No known relation exists between the WRN and LMNA proteins. But according to W. Ted Brown, a medical geneticist at the Institute for Basic Research in Developmental Disabilities in New York City, the new finding should push scientists to search for one. Judith Campisi, a molecular biologist at Lawrence Berkeley National Laboratory in California, adds, "WRN and LMNA may be in a similar pathway that postpones age-related phenotypes." Perhaps, she suggests, LMNA influences the function of WRN; both reside in the nucleus and might interact physically with one another.
This study can only fan the flames of an already intense interest in LMNA. Hypothesizing that LMNA affects normal aging, the Cambridge, Massachusetts-based biotech firm Elixir Pharmaceuticals (see " 'Gero-Tech' Sprouts, But Will It Bloom?" and "Joining Forces") and its collaborators are seeking life-extending variants of the gene in centenarians. If defective LMNA causes a condition that resembles premature aging, the thinking goes, perhaps robust LMNA triggers the opposite. "It's a long shot, frankly," says Campisi, who's not involved in the project. "But it's a worthwhile thing to do."

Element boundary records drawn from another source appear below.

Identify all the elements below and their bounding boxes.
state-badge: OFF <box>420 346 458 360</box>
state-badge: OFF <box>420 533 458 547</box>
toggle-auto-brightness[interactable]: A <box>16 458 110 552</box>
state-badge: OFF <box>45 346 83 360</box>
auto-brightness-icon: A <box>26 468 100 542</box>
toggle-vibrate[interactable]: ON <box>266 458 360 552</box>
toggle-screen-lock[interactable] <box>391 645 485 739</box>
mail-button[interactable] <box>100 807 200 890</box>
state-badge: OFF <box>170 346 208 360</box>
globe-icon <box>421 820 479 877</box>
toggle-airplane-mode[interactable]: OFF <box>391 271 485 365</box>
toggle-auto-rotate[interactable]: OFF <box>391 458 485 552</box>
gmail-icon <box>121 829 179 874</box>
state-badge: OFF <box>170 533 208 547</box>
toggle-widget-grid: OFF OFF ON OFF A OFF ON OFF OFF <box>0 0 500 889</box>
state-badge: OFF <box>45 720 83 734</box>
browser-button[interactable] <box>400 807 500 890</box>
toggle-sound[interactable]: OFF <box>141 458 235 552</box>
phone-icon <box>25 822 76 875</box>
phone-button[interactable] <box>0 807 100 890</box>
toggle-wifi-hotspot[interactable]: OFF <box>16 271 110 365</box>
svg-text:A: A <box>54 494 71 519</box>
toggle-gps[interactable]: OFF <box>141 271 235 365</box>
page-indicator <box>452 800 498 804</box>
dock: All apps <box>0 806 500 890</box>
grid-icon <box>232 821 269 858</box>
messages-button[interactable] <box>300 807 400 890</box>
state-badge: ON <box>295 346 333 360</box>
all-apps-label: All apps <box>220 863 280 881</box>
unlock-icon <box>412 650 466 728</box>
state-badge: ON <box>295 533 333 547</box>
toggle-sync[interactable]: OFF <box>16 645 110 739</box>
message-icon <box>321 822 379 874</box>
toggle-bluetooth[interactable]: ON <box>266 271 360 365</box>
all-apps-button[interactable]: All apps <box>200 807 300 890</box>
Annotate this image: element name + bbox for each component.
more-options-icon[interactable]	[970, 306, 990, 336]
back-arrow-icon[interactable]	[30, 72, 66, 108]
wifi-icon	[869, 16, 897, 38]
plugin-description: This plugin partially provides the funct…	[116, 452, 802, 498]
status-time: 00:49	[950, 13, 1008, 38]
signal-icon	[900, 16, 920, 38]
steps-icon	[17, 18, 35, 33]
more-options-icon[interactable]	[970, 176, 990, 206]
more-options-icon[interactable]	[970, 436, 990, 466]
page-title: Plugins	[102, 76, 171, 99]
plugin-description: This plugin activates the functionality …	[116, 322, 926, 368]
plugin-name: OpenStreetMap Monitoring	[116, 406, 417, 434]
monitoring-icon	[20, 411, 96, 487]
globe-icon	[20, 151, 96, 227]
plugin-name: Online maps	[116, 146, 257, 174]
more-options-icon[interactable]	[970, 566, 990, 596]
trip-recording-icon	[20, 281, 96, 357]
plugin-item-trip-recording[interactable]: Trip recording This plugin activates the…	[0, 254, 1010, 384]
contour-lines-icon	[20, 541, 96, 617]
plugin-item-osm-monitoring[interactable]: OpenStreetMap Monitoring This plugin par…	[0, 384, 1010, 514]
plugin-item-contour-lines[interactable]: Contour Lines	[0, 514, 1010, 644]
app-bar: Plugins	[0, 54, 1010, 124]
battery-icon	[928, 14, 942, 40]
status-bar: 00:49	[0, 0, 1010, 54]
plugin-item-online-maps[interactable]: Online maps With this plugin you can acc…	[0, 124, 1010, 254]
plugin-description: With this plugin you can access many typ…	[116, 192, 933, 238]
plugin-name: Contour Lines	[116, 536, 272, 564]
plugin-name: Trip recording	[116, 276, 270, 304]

By showing that premature aging syndromes overlap genetically, says biochemist Anthony Weiss of the University of Sydney in Australia, the research implies that mild forms of early aging that are not currently diagnosed as a disease might share some molecular bugs with Werner syndrome and HGPS. In addition, both Werner and HGPS patients frequently die from atherosclerosis; the genes involved might contribute to atherosclerosis in people who don't suffer from these ailments. Further study of LMNA could broaden our understanding of these conditions and lead to drugs that help not just patients with dramatic premature aging disorders but the rest of us too.